Part I: The Beginning
Last summer I decided to separate my fiction collection into genres. I like to think that I have a pretty good grasp on YA literature, but I was getting tired of drawing blanks when asked where the survival/adventure books were or for "books like (insert author or title)". I had my go-to authors and books, but felt that my students were getting shortchanged because I didn't know enough about the collection. It was also my first year in the library and I honestly didn't know the whole collection. I sought advice on listservs and got a lot of positive feedback. Some questioned why I would do this, but if our non-fiction is divided into genres, why not our fiction?

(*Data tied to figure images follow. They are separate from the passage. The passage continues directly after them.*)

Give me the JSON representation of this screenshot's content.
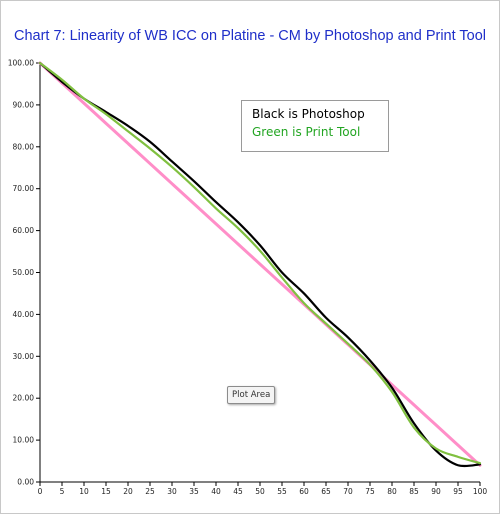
{
  "chart_data": {
    "type": "line",
    "title": "Chart 7:  Linearity of WB ICC on Platine - CM by Photoshop and Print Tool",
    "xlabel": "",
    "ylabel": "",
    "xlim": [
      0,
      100
    ],
    "ylim": [
      0,
      100
    ],
    "x_ticks": [
      0,
      5,
      10,
      15,
      20,
      25,
      30,
      35,
      40,
      45,
      50,
      55,
      60,
      65,
      70,
      75,
      80,
      85,
      90,
      95,
      100
    ],
    "y_ticks": [
      0,
      10,
      20,
      30,
      40,
      50,
      60,
      70,
      80,
      90,
      100
    ],
    "y_tick_labels": [
      "0.00",
      "10.00",
      "20.00",
      "30.00",
      "40.00",
      "50.00",
      "60.00",
      "70.00",
      "80.00",
      "90.00",
      "100.00"
    ],
    "grid": false,
    "legend_placement": "upper-center",
    "legend_lines": [
      "Black is Photoshop",
      "Green is Print Tool"
    ],
    "x": [
      0,
      5,
      10,
      15,
      20,
      25,
      30,
      35,
      40,
      45,
      50,
      55,
      60,
      65,
      70,
      75,
      80,
      85,
      90,
      95,
      100
    ],
    "series": [
      {
        "color": "#ff8ec8",
        "values": [
          100,
          95.2,
          90.4,
          85.6,
          80.8,
          76.0,
          71.2,
          66.4,
          61.6,
          56.8,
          52.0,
          47.2,
          42.4,
          37.6,
          32.8,
          28.0,
          23.2,
          18.4,
          13.6,
          8.8,
          4.0
        ]
      },
      {
        "color": "#000000",
        "values": [
          100,
          95.5,
          91.5,
          88.3,
          85.0,
          81.2,
          76.5,
          71.8,
          66.8,
          62.0,
          56.5,
          50.0,
          45.0,
          39.2,
          34.5,
          29.0,
          22.5,
          14.0,
          7.5,
          4.0,
          4.2
        ]
      },
      {
        "color": "#80c040",
        "values": [
          100,
          96.0,
          91.5,
          87.8,
          83.7,
          79.6,
          75.2,
          70.4,
          65.3,
          60.6,
          55.2,
          48.8,
          42.7,
          37.8,
          33.0,
          28.0,
          21.5,
          13.0,
          8.0,
          6.0,
          4.5
        ]
      }
    ]
  },
  "tooltip": {
    "label": "Plot Area"
  }
}
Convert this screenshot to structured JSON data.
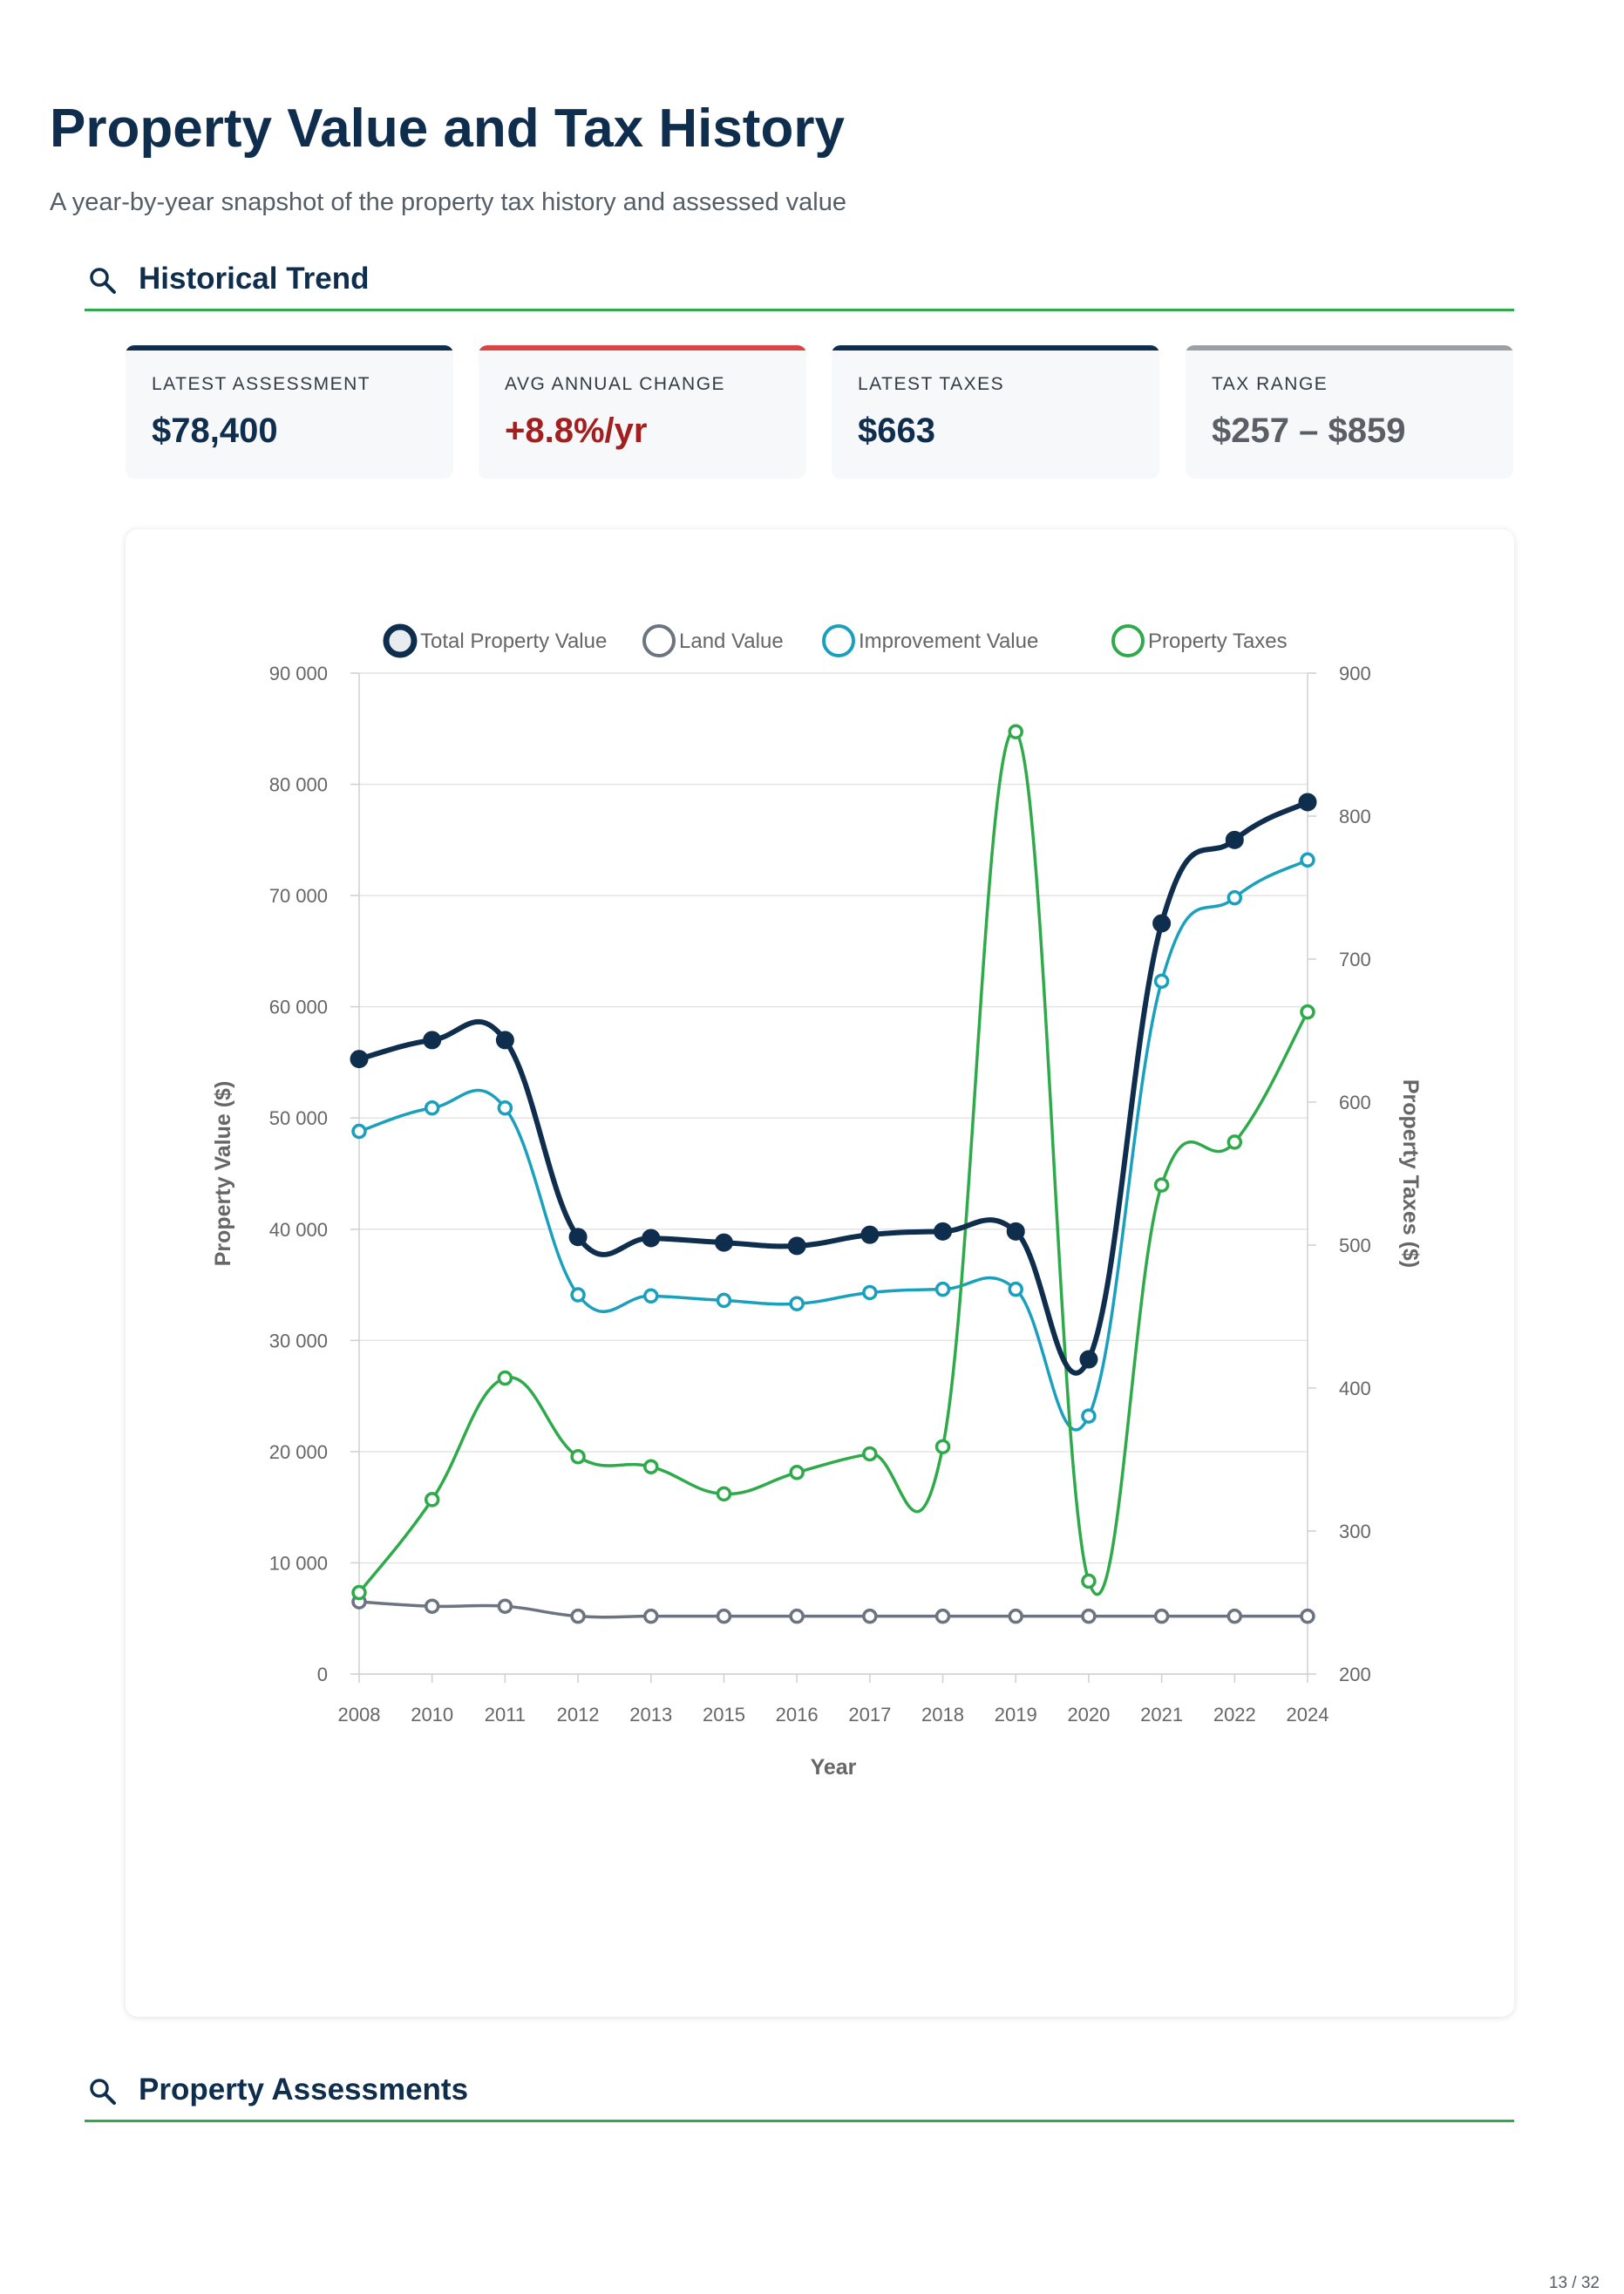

The first step was to weed. I pulled many titles that were classics and/or on reading lists. I wandered the fiction section with my shelf list printout and, according to circulation statistics, there were many books on reading lists or that were assigned for literature analysis papers that were no moving. It was easy to see why once I started handling the books. They were OLD, smelly, in some cases, falling apart. I couldn't blame the kids since I didn't want to handle them either. Yeah, yeah, the words didn't change, but obviously new copies were going to be needed if these titles were going to circulate again. I crossed out titles on my list to delete from the catalog and made notes of which titles to replace. Any title that I wasn't sure of I tried to view from a 15 year old's perspective. Would the book appeal to him/her? Most of the time the answer was no.
Now that the weeding was done, the next step was to start rearranging everything.